Можно предположить: Титов (второй космонавт) хотел быть первым. Но что делать, все люди, все хотят не быть последними.
Во время путешествия по Америке мы с Борисом Стрельниковым попросили о встрече с Армстронгом. Нам сказали: «Вы, возможно, не знаете, что первый астронавт от всех встреч с журналистами отказывается. Но, может быть, с вами не откажется?» Армстронг сказал, что пригласит нас домой. Но дальняя дорога и крайняя усталость… Мы не смогли ждать до воскресенья (Армстронг уехал на рыбалку). Мы оставили письмо с вопросами. И получили уже в Москве вежливый ответ с извинениями, что встреча не состоялась.
В дороге мы прочли книжку Майкла Коллинза о высадке на Луне. Пишет, что он был крайне расстроен тем, что не он первым ступил на Луну.
– Давайте теперь вернемся к 12 апреля.
– Накануне вечером Юрий Петрович позвал в свой кабинет. Тамара была явно взволнована. «Полет будет, скорее всего, завтра…» – «Никому ни слова, – сказал Воронов. – Утром в машине слушайте радио. В доме Гагариных сразу позаботьтесь о снимках – и быстрее в редакцию».
– Каким был день? Что запомнилось?
– День был обычный. Ночью выпал чистый апрельский снежок. Машины бежали с белыми крышами. Мы поставили свою «Волгу» в сторонке и открыли дверцы. По радио «булькала» какая-то музыка. На дорогу из леса вышел лось. И все шоферы тормозили, любуясь небоязливым зверем. Я попытался сделать снимок, как музыка в приемнике смолкла и мы услышали хорошо всем знакомые торжественные слова: «Говорит Москва! Говорит Москва!..» Это было то, что мы ждали. Скорее в машину. И через пять минут мы были у дома, хорошо знакомого Тамаре…
Комнаты были уже наполнены соседями. Все с радостью толпились у телевизора и поздравляли жену Гагарина Валю. Две дочки Гагариных грызли яблоки и не понимали, что происходит.

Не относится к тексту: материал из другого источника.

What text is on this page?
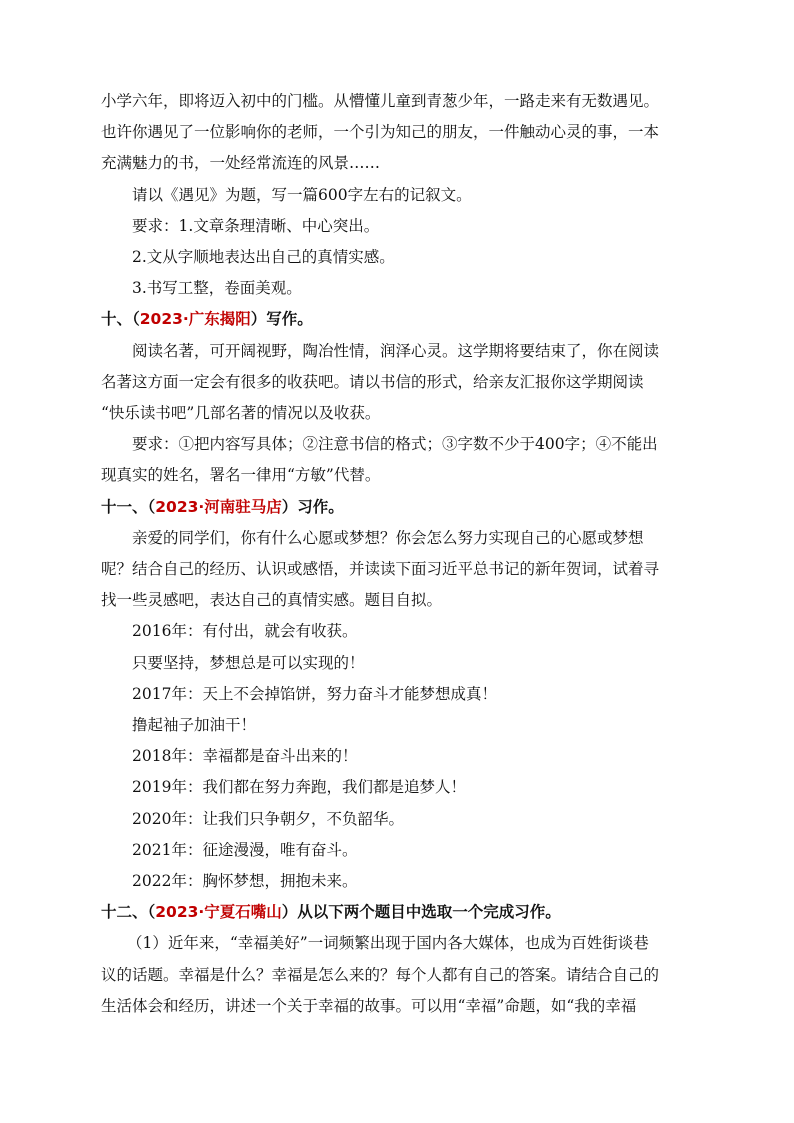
小学六年，即将迈入初中的门槛。从懵懂儿童到青葱少年，一路走来有无数遇见。

也许你遇见了一位影响你的老师，一个引为知己的朋友，一件触动心灵的事，一本

充满魅力的书，一处经常流连的风景……

请以《遇见》为题，写一篇600字左右的记叙文。

要求：1.文章条理清晰、中心突出。

2.文从字顺地表达出自己的真情实感。

3.书写工整，卷面美观。

十、（2023·广东揭阳）写作。

阅读名著，可开阔视野，陶冶性情，润泽心灵。这学期将要结束了，你在阅读

名著这方面一定会有很多的收获吧。请以书信的形式，给亲友汇报你这学期阅读

“快乐读书吧”几部名著的情况以及收获。

要求：①把内容写具体；②注意书信的格式；③字数不少于400字；④不能出

现真实的姓名，署名一律用“方敏”代替。

十一、（2023·河南驻马店）习作。

亲爱的同学们，你有什么心愿或梦想？你会怎么努力实现自己的心愿或梦想

呢？结合自己的经历、认识或感悟，并读读下面习近平总书记的新年贺词，试着寻

找一些灵感吧，表达自己的真情实感。题目自拟。

2016年：有付出，就会有收获。

只要坚持，梦想总是可以实现的！

2017年：天上不会掉馅饼，努力奋斗才能梦想成真！

撸起袖子加油干！

2018年：幸福都是奋斗出来的！

2019年：我们都在努力奔跑，我们都是追梦人！

2020年：让我们只争朝夕，不负韶华。

2021年：征途漫漫，唯有奋斗。

2022年：胸怀梦想，拥抱未来。

十二、（2023·宁夏石嘴山）从以下两个题目中选取一个完成习作。

（1）近年来，“幸福美好”一词频繁出现于国内各大媒体，也成为百姓街谈巷

议的话题。幸福是什么？幸福是怎么来的？每个人都有自己的答案。请结合自己的

生活体会和经历，讲述一个关于幸福的故事。可以用“幸福”命题，如“我的幸福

Мать то улыбается, то вытирает ладонью слезы…
На улице все говорили о Гагарине. В этом городке его знали – «Во парень!» Другие только что о Гагарине услышали. Но все считали его героем.
Вспоминаю свою жизнь: конец войны и смерть Сталина. Так же вот волновались… И в Москве все говорили о том, что случилось сегодня утром.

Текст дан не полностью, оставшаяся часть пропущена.